Ausgelöst wurde die Megakrise durch den Kollaps des Bankensektors, über den die politischen und wirtschaftlichen Eliten jahrzehntelang ihre eigene Nation ausplünderten. Staatsanleihen finanzierte die Libanesische Zentralbank über die 65 örtlichen Privatbanken, die dafür exorbitante Zinsen kassierten. Dieses Schneeballsystem machte einheimische Finanz-Oligarchen reich und lockte einen ständigen Strom ausländischer Devisen an.
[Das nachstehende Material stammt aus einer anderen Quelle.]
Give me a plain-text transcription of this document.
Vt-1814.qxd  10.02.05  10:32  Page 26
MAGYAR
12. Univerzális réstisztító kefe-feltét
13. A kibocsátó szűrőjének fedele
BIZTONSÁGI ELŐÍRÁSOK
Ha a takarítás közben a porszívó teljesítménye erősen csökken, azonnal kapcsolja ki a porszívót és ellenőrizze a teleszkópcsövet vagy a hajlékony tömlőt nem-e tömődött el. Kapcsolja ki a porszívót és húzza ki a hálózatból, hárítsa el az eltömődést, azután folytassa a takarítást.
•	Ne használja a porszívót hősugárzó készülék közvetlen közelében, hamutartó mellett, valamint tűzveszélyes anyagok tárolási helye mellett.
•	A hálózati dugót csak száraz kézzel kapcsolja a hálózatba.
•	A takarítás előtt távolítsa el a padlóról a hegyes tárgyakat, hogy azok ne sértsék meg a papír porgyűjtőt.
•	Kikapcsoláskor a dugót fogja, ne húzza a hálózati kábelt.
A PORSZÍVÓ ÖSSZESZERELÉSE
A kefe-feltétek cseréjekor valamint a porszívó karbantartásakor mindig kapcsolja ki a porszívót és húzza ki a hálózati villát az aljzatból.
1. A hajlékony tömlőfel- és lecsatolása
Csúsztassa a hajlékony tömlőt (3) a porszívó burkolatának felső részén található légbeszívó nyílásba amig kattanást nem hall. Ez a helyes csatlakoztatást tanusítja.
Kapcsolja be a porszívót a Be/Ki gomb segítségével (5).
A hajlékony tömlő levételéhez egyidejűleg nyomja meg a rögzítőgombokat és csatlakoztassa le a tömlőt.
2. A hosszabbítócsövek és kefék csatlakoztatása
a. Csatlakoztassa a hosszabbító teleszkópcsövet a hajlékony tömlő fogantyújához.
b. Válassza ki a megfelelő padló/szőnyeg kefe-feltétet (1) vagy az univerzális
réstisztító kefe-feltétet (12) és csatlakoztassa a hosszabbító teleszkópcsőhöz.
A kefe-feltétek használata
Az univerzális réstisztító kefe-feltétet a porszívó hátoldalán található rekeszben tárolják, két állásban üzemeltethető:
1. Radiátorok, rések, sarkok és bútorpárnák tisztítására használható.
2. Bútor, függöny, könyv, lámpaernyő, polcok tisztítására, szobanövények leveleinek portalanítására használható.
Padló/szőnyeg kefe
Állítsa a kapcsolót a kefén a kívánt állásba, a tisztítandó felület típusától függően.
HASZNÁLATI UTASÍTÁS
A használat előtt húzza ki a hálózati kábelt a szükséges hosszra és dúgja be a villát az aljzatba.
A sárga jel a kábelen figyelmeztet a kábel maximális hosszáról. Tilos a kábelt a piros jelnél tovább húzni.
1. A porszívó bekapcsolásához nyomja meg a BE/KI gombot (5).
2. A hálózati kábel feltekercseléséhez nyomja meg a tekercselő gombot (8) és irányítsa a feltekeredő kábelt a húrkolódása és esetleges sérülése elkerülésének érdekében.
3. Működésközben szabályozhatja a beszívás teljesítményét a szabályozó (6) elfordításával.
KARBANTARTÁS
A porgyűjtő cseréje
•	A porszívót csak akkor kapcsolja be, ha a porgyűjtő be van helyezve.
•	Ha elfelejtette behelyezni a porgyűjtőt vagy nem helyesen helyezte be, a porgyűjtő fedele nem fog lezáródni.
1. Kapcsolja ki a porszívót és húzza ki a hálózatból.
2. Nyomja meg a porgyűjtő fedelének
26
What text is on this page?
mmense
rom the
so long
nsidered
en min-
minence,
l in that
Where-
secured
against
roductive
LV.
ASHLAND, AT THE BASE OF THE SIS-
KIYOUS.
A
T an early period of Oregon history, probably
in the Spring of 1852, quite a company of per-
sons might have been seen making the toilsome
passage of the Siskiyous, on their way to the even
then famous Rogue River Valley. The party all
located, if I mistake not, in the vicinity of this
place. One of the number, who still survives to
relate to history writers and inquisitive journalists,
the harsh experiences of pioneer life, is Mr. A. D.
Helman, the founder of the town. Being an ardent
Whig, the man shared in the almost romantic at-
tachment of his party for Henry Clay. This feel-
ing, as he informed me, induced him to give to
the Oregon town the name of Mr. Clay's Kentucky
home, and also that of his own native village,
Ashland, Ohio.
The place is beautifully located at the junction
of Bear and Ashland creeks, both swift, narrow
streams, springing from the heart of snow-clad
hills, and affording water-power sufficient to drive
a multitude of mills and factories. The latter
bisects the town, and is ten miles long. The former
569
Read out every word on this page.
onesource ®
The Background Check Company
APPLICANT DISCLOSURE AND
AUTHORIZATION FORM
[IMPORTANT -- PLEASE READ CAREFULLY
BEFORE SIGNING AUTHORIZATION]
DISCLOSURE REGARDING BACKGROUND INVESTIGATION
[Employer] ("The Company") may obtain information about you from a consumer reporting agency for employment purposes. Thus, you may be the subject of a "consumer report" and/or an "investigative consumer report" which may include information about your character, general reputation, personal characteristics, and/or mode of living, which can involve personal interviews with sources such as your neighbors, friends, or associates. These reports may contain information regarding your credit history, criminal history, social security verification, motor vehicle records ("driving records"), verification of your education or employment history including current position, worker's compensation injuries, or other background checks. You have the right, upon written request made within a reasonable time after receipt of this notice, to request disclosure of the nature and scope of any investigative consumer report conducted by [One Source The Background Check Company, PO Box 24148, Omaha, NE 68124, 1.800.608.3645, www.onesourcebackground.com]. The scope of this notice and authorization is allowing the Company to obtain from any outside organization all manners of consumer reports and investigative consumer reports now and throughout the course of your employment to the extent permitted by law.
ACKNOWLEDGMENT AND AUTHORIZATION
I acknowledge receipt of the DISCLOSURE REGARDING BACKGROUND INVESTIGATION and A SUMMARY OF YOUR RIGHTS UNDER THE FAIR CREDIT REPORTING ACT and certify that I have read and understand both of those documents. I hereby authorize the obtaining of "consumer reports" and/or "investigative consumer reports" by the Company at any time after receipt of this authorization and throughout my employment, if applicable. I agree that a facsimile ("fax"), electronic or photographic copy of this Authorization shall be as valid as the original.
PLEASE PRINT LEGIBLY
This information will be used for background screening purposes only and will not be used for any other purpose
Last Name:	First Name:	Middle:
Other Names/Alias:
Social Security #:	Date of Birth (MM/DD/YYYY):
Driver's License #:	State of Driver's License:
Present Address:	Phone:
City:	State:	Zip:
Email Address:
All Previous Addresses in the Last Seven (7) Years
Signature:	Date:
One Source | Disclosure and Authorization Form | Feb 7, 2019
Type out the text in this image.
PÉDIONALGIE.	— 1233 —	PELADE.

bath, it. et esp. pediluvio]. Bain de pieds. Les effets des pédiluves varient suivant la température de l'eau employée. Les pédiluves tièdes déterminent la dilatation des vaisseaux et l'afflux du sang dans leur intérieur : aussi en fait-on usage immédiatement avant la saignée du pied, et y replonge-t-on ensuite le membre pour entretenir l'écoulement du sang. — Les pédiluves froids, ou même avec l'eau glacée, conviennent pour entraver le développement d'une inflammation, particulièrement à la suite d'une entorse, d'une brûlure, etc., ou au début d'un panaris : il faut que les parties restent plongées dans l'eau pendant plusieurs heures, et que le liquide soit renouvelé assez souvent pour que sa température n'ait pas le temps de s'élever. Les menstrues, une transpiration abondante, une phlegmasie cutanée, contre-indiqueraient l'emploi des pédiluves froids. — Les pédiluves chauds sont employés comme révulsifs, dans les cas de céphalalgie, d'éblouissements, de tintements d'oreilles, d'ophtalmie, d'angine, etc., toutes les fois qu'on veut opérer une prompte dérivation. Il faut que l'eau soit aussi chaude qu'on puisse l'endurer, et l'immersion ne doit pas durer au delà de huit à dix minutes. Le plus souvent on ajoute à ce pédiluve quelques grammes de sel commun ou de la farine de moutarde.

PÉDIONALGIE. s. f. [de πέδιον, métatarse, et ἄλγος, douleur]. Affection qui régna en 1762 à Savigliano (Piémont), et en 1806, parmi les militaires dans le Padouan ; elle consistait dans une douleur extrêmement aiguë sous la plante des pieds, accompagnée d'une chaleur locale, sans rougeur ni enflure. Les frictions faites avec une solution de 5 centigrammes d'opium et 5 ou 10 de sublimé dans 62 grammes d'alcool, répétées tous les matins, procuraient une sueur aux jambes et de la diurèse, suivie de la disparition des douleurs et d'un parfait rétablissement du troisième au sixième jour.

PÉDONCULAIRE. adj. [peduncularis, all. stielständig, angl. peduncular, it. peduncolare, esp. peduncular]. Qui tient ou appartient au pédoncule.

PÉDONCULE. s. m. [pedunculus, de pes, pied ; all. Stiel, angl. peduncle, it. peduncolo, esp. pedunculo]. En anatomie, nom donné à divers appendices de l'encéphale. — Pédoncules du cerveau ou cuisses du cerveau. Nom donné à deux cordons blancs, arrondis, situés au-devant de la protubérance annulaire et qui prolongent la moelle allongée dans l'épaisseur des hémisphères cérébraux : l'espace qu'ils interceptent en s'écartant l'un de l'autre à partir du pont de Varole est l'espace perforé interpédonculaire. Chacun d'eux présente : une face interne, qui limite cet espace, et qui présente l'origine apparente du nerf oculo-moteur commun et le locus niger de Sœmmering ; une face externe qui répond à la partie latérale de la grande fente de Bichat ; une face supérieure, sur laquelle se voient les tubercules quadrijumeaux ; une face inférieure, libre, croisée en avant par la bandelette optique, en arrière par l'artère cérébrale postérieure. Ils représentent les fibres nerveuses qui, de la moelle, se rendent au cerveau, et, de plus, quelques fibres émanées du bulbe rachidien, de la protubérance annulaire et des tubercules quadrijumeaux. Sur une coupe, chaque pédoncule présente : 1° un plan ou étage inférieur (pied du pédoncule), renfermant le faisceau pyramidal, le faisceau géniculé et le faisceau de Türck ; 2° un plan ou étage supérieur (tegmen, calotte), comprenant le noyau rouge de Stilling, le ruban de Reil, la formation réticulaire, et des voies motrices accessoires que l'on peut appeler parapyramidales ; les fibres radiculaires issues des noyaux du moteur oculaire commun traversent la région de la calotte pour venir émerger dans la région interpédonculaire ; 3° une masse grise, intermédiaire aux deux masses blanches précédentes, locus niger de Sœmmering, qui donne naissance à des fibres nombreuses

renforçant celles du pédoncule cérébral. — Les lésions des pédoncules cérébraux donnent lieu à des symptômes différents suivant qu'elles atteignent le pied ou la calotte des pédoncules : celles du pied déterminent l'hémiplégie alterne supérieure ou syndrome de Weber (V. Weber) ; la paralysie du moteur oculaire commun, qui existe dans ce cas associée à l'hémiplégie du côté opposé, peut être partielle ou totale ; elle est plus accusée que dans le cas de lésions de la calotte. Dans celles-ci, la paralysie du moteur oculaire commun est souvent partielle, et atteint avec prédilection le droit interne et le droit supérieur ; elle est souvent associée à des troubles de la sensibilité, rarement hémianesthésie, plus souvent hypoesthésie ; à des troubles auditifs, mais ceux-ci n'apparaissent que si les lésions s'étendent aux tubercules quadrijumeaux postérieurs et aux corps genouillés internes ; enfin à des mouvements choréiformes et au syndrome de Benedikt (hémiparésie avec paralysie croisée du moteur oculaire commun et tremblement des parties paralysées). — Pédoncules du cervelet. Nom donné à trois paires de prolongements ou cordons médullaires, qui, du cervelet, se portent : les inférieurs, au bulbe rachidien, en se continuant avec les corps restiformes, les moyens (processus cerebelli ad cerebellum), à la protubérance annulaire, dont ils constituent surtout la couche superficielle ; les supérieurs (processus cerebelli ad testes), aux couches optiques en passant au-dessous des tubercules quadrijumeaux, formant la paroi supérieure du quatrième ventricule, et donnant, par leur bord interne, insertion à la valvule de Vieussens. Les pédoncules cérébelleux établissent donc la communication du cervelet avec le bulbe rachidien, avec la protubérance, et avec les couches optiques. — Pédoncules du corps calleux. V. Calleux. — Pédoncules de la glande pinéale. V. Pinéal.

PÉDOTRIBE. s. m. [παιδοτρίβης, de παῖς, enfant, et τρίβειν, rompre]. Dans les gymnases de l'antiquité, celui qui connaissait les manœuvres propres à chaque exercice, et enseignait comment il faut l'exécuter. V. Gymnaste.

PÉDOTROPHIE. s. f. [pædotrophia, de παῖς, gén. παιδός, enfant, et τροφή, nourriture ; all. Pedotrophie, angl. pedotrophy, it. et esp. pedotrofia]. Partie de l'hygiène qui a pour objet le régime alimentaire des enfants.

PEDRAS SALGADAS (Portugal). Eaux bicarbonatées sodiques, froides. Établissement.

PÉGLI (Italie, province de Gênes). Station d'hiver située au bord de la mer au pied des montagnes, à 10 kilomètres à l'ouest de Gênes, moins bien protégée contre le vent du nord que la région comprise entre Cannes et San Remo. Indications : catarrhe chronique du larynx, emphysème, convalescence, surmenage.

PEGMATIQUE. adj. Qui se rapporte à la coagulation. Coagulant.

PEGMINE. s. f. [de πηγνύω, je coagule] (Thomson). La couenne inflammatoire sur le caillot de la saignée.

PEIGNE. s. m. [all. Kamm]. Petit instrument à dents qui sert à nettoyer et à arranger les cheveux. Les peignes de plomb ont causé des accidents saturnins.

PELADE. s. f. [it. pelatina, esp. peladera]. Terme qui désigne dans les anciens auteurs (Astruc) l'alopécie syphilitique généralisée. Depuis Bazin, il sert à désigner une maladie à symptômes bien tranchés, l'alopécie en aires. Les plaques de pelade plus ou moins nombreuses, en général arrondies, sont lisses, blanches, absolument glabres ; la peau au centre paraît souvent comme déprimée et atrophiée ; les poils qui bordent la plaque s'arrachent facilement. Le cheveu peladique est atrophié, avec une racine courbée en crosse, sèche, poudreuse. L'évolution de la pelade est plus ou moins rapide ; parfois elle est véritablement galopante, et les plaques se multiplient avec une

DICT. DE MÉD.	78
Heute gehört der Libanon mit 170 Prozent des Bruttosozialprodukts zu den Rekordschuldnern des Globus, was einer Summe von 92 Milliarden Dollar entspricht. Als der toxische Devisenzufluss im letzten Herbst plötzlich versiegte, brach das finanzielle Kartenhaus zusammen. Im März konnte der Libanon zum ersten Mal in seiner Geschichte eine Staatsanleihe nicht mehr zurückzahlen. Sämtliche Konten sind seither blockiert, Bankkunden kommen kaum noch an ihre Devisen. Experten schätzen, dass sich mehr als 80 Prozent der privaten Dollarguthaben in Luft aufgelöst haben.
Der IWF soll einspringen
Jetzt soll der Internationale Währungsfonds dem Land mit einem zehn Milliarden Dollar Kredit beispringen. Dessen Sanierungsexperten verlangen harte Einschnitte, vor allem, dass die 930 Großprofiteure den Löwenanteil der Bankenverluste tragen und nicht die 2,7 Millionen normalen Sparer. „Die Gespräche sind schwierig“, erklärte IMF-ChefinKristalina Georgieva. Die beiden libanesischen Chefunterhändler mit dem IWF traten mittlerweile zurück. Es gebe „keinen echten Willen, Reformen durchzusetzen und den Bankensektor zu restrukturieren, einschließlich der Zentralbank“, erklärte Henri Chaoul zur Begründung. Sein Kollege Alain Bifani warf dem heimischen Kartell aus politischen und wirtschaftlichen Führern vor, die geplanten Reformen der Regierung zu torpedieren und nur ihre eigenen Interessen im Auge zu haben. Wenn das so weitergehe, werde der Libanon „in einem Strudel aus Armut und Arbeitslosigkeit“ versinken, sagte Bifani.
"Klima von Bürgerkrieg"
Präsident Michel Aoun rief vor einigen Wochen die politische Elite zu einem nationalen Krisentreffen zusammen. Gleich mehrere frühere Premierminister boykottierten die Runde und sprachen von Zeitverschwendung, darunter auch der im Oktober 2019 unter dem Druck von Massenprotesten zurückgetretene Saad al-Hariri. Über dem Land liege ein „Klima von Bürgerkrieg“ orakelte der Staatschef nach diesem Debakel. So sieht das auch der Generalmanager des Hotel Bristol, was siebzig Jahre lang zu den Wahrzeichen Beiruts gehörte und selbst während des Bürgerkrieges von 1975 bis 1990 stets geöffnet war. Jetzt schließt er die Fünf-Sterne-Herberge, „weil wir keine Hoffnung mehr haben auf eine bessere Zukunft”.